La gloire des obscurs

Dans un livre vibrant d’émotion, Edwy Plenel rend hommage au « Maitron », dictionnaire du mouvement ouvrier et social.

Denis Sieffert  • 15 mars 2017 abonné·es
La gloire des obscurs
© photo : ANONYME/AFP

« Monument immense et infini, qui nous permet de revisiter le mouvement ouvrier » : ainsi se présente « le Maitron », selon Edwy Plenel, dans un ouvrage vibrant d’émotion, semblable à un voyage qui emprunterait les ruelles plutôt que les grandes artères. « Le Maitron » – comme on dit « le Littré » ou « le Larousse » –, c’est ce dictionnaire biographique dirigé jusqu’à sa mort, en 1987, par l’historien Jean Maitron, et continué par les chercheurs Claude Pennetier et Paul Boulland. Une somme de soixante-seize tomes qui rend vies et justice à quelque 163 000 femmes et hommes, pour la plupart inconnus, qui, à force de résistances héroïques et souvent obscures, ont rendu le monde un peu moins injuste.

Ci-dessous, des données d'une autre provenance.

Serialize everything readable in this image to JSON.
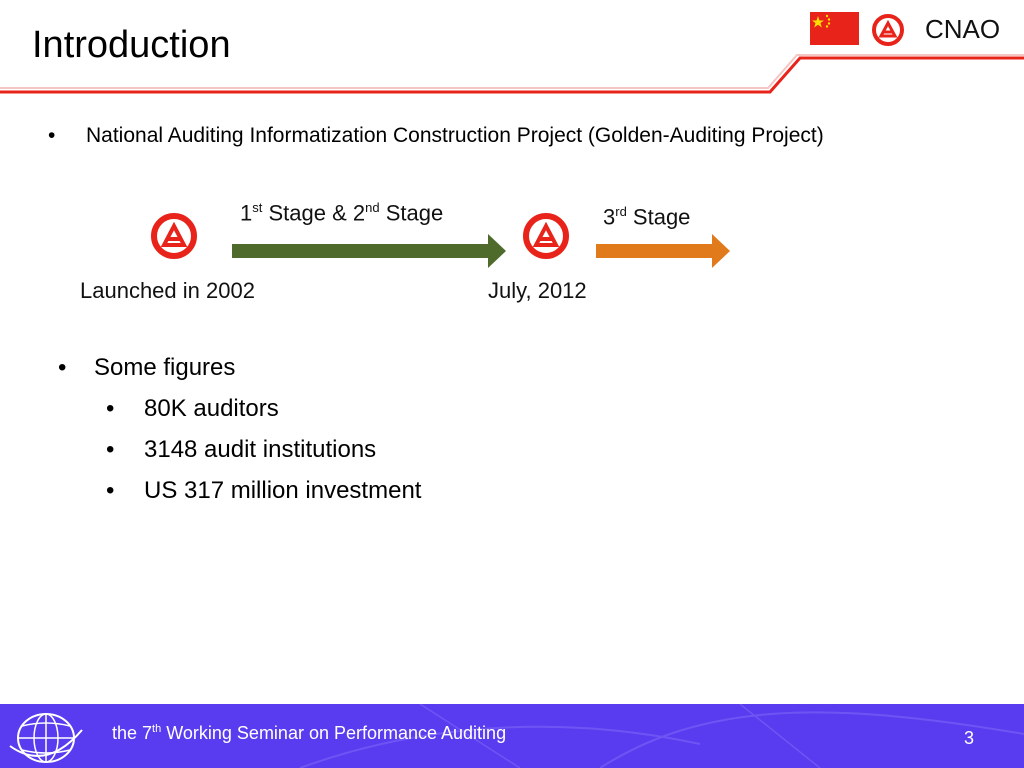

En hommage à cette colossale œuvre collective, Plenel nous propose d’abord une réflexion sur la philosophie du « Maitron », « l’histoire qu’il raconte et l’histoire qu’il pratique » ; puis il nous présente une sélection « subjective et aléatoire » de notices. La méthode de Jean Maitron et de ses héritiers, Plenel la définit d’une jolie formule : ce dictionnaire, c’est « la victoire des vaincus », l’histoire « d’en bas », « le plus souvent oubliée ou effacée, méprisée ou déformée ». Un ouvrier verrier, une journalière, un instituteur, un compagnon charpentier, tous « séditieux » ou « émeutiers », se côtoient dans cet immense cortège. Certaines notices tiennent en quelques mots rescapés de l’oubli, mais qui suffisent à fertiliser l’imagination. Ce sont des vies « qui nous parlent » immédiatement.

Plenel souligne l’absence totale de sectarisme de l’historien : « Le pluralisme est la règle d’or. » Maitron ne sélectionne pas entre tous les « ismes » – communisme, anarchisme, trotskisme, et bien d’autres. « Le seul critère, écrit le fondateur de Mediapart, c’est l’engagement, fût-il éphémère. » On rencontre l’homme, aussi, décrit par son ami Étienne Manac’h comme un « moraliste ». « L’accent nivernais, l’habit simple, la sympathie directe, le refus de la prétention, le respect de l’autre », se souvient Claude Pennetier.

Dans le dictionnaire de Jean Maitron, il n’y a pas que des inconnus. On fait même d’étonnantes rencontres. Citons, au hasard, Étienne Roda-Gil, « parolier anarchiste », fils de militant libertaire espagnol, auteur de textes à succès pour Julien Clerc, Claude François ou Juliette Gréco. On retrouve des « classiques », comme le chef de la révolution haïtienne Toussaint Louverture, les communards Gustave Flourens ou Élisée Reclus, et – moins connue – la pédagogue Pauline Kergomard. Et des dizaines d’autres répertoriés par époques et circonstances historiques, comme un avant-goût du « Maitron ». Plenel cite Patrick Boucheron : « Sauver le passé », c’est « sauver le présent ».

Voyage en terres d’espoir, Edwy Plenel, les Éditions de l’Atelier, 480 p., 25 euros.